Diagnosing the Cause
Seizures tell us there is a problem with the brain. They are a symptom of abnormal brain function, but do not tell us the cause. In general, there are three main causes of seizures. Extracranial causes such as low blood sugar and severe liver disease, intracranial causes such as brain tumors and strokes, and idiopathic epilepsy.
Dana’s CBC and chemistry panel did not show a cause for the seizures. Chest x-rays were normal. Idiopathic epilepsy typically has an onset between 1 and 5 years of age, making this less likely but still possible for Dana. Intracranial causes such as a tumor or stroke were possible, even though her neurological examination was normal.
An MRI was performed by the neurologist which is pictured below. Note the large, oval, well-demarcated mass that is on the surface of the brain, overlying the frontal lobes. The most common type of mass that has this appearance is a type of brain tumor called a meningioma. There are other types of tumors that can have a similar appearance.
Dana was discharged with prednisone and Keppra. Prednisone was prescribed at 0.5mg/kg orally twice daily on a tapering schedule. Keppra was prescribed at 30mg/kg orally three times daily. She was then referred to Southeast Veterinary Neurology for consultation to consider treatment options.

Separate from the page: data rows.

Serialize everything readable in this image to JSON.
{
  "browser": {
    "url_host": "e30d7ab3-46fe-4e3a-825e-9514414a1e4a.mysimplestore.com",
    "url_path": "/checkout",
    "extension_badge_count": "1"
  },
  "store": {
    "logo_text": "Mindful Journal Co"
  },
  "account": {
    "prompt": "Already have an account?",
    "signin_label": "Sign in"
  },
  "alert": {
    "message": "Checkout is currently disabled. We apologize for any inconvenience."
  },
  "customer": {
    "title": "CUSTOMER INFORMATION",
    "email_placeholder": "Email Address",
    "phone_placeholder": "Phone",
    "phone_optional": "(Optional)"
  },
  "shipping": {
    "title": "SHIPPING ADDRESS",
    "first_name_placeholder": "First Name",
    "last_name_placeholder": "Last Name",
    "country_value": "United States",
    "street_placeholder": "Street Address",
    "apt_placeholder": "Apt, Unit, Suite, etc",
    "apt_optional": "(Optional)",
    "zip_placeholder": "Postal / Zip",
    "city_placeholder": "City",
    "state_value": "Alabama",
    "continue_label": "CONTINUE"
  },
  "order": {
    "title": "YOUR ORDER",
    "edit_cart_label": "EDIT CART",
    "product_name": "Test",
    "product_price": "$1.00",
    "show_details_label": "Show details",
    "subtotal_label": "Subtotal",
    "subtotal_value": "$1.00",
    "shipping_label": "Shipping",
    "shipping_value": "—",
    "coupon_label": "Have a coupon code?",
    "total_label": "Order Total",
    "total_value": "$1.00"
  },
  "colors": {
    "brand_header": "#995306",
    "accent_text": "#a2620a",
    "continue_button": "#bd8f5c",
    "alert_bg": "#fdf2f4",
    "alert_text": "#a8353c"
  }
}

On initial examination at Southeast Veterinary Neurology, Dana was still neurologically normal. She had experienced 3 more seizures prior to referral. Based on the presence of a space occupying mass and our suspicion for it being a meningioma, several treatment options were discussed.

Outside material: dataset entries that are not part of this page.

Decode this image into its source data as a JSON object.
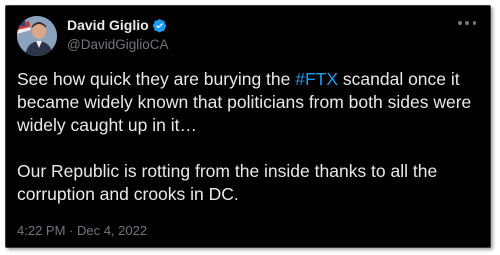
{
  "author": {
    "display_name": "David Giglio",
    "handle": "@DavidGiglioCA",
    "verified": true,
    "avatar_icon": "profile-photo",
    "verified_color": "#1d9bf0"
  },
  "tweet": {
    "p1_before": "See how quick they are burying the ",
    "hashtag": "#FTX",
    "p1_after": " scandal once it became widely known that politicians from both sides were widely caught up in it…",
    "p2": "Our Republic is rotting from the inside thanks to all the corruption and crooks in DC.",
    "timestamp": "4:22 PM · Dec 4, 2022"
  },
  "colors": {
    "background": "#000000",
    "text": "#e7e9ea",
    "muted": "#71767b",
    "link": "#1d9bf0"
  }
}
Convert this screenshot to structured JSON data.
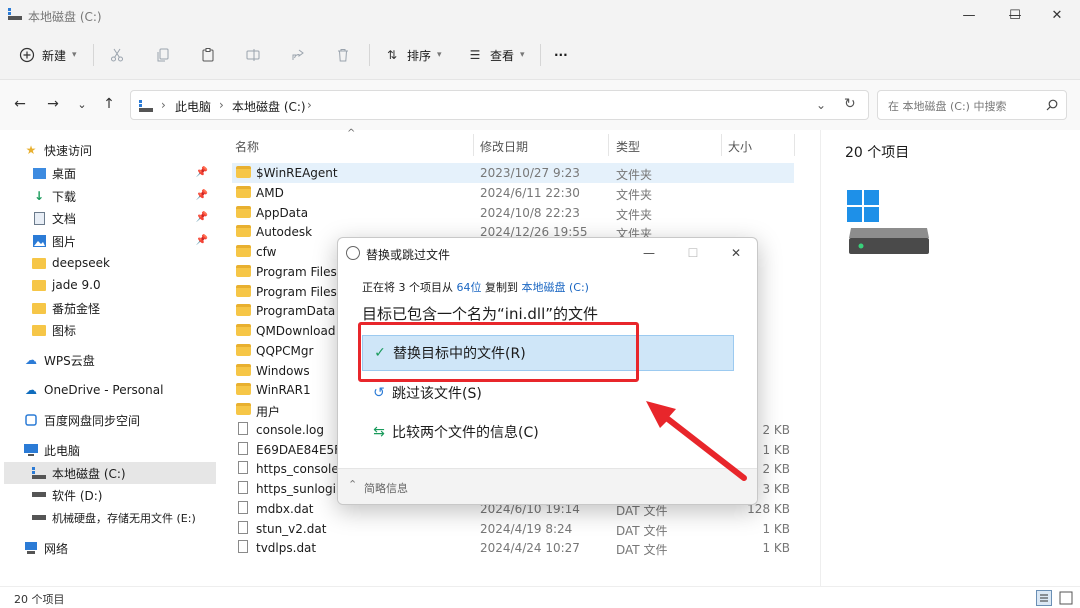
{
  "window": {
    "title": "本地磁盘 (C:)",
    "controls": {
      "minimize": "—",
      "maximize": "☐",
      "close": "✕"
    }
  },
  "toolbar": {
    "new_label": "新建",
    "sort_label": "排序",
    "view_label": "查看",
    "more_label": "···"
  },
  "nav": {
    "back": "←",
    "forward": "→",
    "recent": "⌄",
    "up": "↑"
  },
  "address": {
    "crumbs": [
      "此电脑",
      "本地磁盘 (C:)"
    ],
    "search_placeholder": "在 本地磁盘 (C:) 中搜索"
  },
  "sidebar": {
    "items": [
      {
        "label": "快速访问"
      },
      {
        "label": "桌面"
      },
      {
        "label": "下载"
      },
      {
        "label": "文档"
      },
      {
        "label": "图片"
      },
      {
        "label": "deepseek"
      },
      {
        "label": "jade 9.0"
      },
      {
        "label": "番茄金怪"
      },
      {
        "label": "图标"
      },
      {
        "label": "WPS云盘"
      },
      {
        "label": "OneDrive - Personal"
      },
      {
        "label": "百度网盘同步空间"
      },
      {
        "label": "此电脑"
      },
      {
        "label": "本地磁盘 (C:)"
      },
      {
        "label": "软件 (D:)"
      },
      {
        "label": "机械硬盘，存储无用文件 (E:)"
      },
      {
        "label": "网络"
      }
    ]
  },
  "columns": {
    "name": "名称",
    "date": "修改日期",
    "type": "类型",
    "size": "大小"
  },
  "files": [
    {
      "name": "$WinREAgent",
      "date": "2023/10/27 9:23",
      "type": "文件夹",
      "size": ""
    },
    {
      "name": "AMD",
      "date": "2024/6/11 22:30",
      "type": "文件夹",
      "size": ""
    },
    {
      "name": "AppData",
      "date": "2024/10/8 22:23",
      "type": "文件夹",
      "size": ""
    },
    {
      "name": "Autodesk",
      "date": "2024/12/26 19:55",
      "type": "文件夹",
      "size": ""
    },
    {
      "name": "cfw",
      "date": "",
      "type": "",
      "size": ""
    },
    {
      "name": "Program Files",
      "date": "",
      "type": "",
      "size": ""
    },
    {
      "name": "Program Files (",
      "date": "",
      "type": "",
      "size": ""
    },
    {
      "name": "ProgramData",
      "date": "",
      "type": "",
      "size": ""
    },
    {
      "name": "QMDownload",
      "date": "",
      "type": "",
      "size": ""
    },
    {
      "name": "QQPCMgr",
      "date": "",
      "type": "",
      "size": ""
    },
    {
      "name": "Windows",
      "date": "",
      "type": "",
      "size": ""
    },
    {
      "name": "WinRAR1",
      "date": "",
      "type": "",
      "size": ""
    },
    {
      "name": "用户",
      "date": "",
      "type": "",
      "size": ""
    },
    {
      "name": "console.log",
      "date": "",
      "type": "",
      "size": "2 KB"
    },
    {
      "name": "E69DAE84E5FE",
      "date": "",
      "type": "",
      "size": "1 KB"
    },
    {
      "name": "https_console.s",
      "date": "",
      "type": "",
      "size": "2 KB"
    },
    {
      "name": "https_sunlogin.",
      "date": "",
      "type": "",
      "size": "3 KB"
    },
    {
      "name": "mdbx.dat",
      "date": "2024/6/10 19:14",
      "type": "DAT 文件",
      "size": "128 KB"
    },
    {
      "name": "stun_v2.dat",
      "date": "2024/4/19 8:24",
      "type": "DAT 文件",
      "size": "1 KB"
    },
    {
      "name": "tvdlps.dat",
      "date": "2024/4/24 10:27",
      "type": "DAT 文件",
      "size": "1 KB"
    }
  ],
  "details": {
    "count": "20 个项目"
  },
  "status": {
    "count": "20 个项目"
  },
  "dialog": {
    "title": "替换或跳过文件",
    "progress_prefix": "正在将 3 个项目从",
    "source": "64位",
    "progress_mid": "复制到",
    "destination": "本地磁盘 (C:)",
    "conflict": "目标已包含一个名为“ini.dll”的文件",
    "options": [
      {
        "label": "替换目标中的文件(R)",
        "icon": "check-icon"
      },
      {
        "label": "跳过该文件(S)",
        "icon": "skip-icon"
      },
      {
        "label": "比较两个文件的信息(C)",
        "icon": "compare-icon"
      }
    ],
    "footer": "简略信息"
  },
  "colors": {
    "accent": "#1a66c2",
    "highlight": "#cfe6f8",
    "annotation_red": "#e8262b",
    "folder": "#f6c647"
  }
}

The first treatment option was surgery. Surgery would be indicated to remove as much of the tumor as possible, obtain a histologic diagnosis and confirm what type of tumor it was as well as whether is was benign or malignant. Since the mass is located within the brain, tumor margins are typically not possible, so we typically recommend follow up radiation therapy after surgery.
The second option was to consider radiation without surgery. The advantage of this was that it would be less expensive than surgery and radiation combined, but it would require multiple anesthetic periods and we would not know exactly what sort of mass we were treating.
The third option was to consider palliative medications of prednisone and Keppra. This is the least invasive and least expensive option but typically carries the worst prognosis. The owners elected surgery with the plan of follow-up radiation depending on the biopsy results.
A transfrontal craniectomy was performed. At surgery, a grayish, friable mass was encountered on the surface of the brain. The mass was removed with gentle dissection as well as ultrasonic aspiration. Surgery went well with all grossly visible tumor removed.
An MRI was performed immediately after surgery to assess for completeness of resection as well as any evidence of hemorrhage or swelling within the brain. This is Dana’s post-operative MRI. As you can see, there is total gross resection of the tumor.
Dana’s biopsy came back as a meningioma. Meningiomas tend to be slower growing tumors of the coverings of the brain. Follow-up radiation therapy was performed. Dana tolerated surgery and radiation well and has not had any further seizure activity.
A follow-up MRI was performed 3 months after finishing radiation (6 months after surgery). We are happy to say that there is no evidence of tumor regrowth on the follow-up MRI. Dana also has not had any further seizures since surgery.
Take Home Message
There are several important lessons that Dana teaches us:
- Seizures in dogs older than 6 are more likely to be caused by an extracranial or intracranial cause. Idiopathic epilepsy is unlikely in dogs older than 6 or 7.
- Dogs with completely normal examinations may still have an intracranial cause for seizures.
- While serious, there are treatment options for dogs with brain tumors. Many dogs can do quite well.
- Surgery followed by adjunctive therapy of radiation offers the best chances for a long-term positive outcome.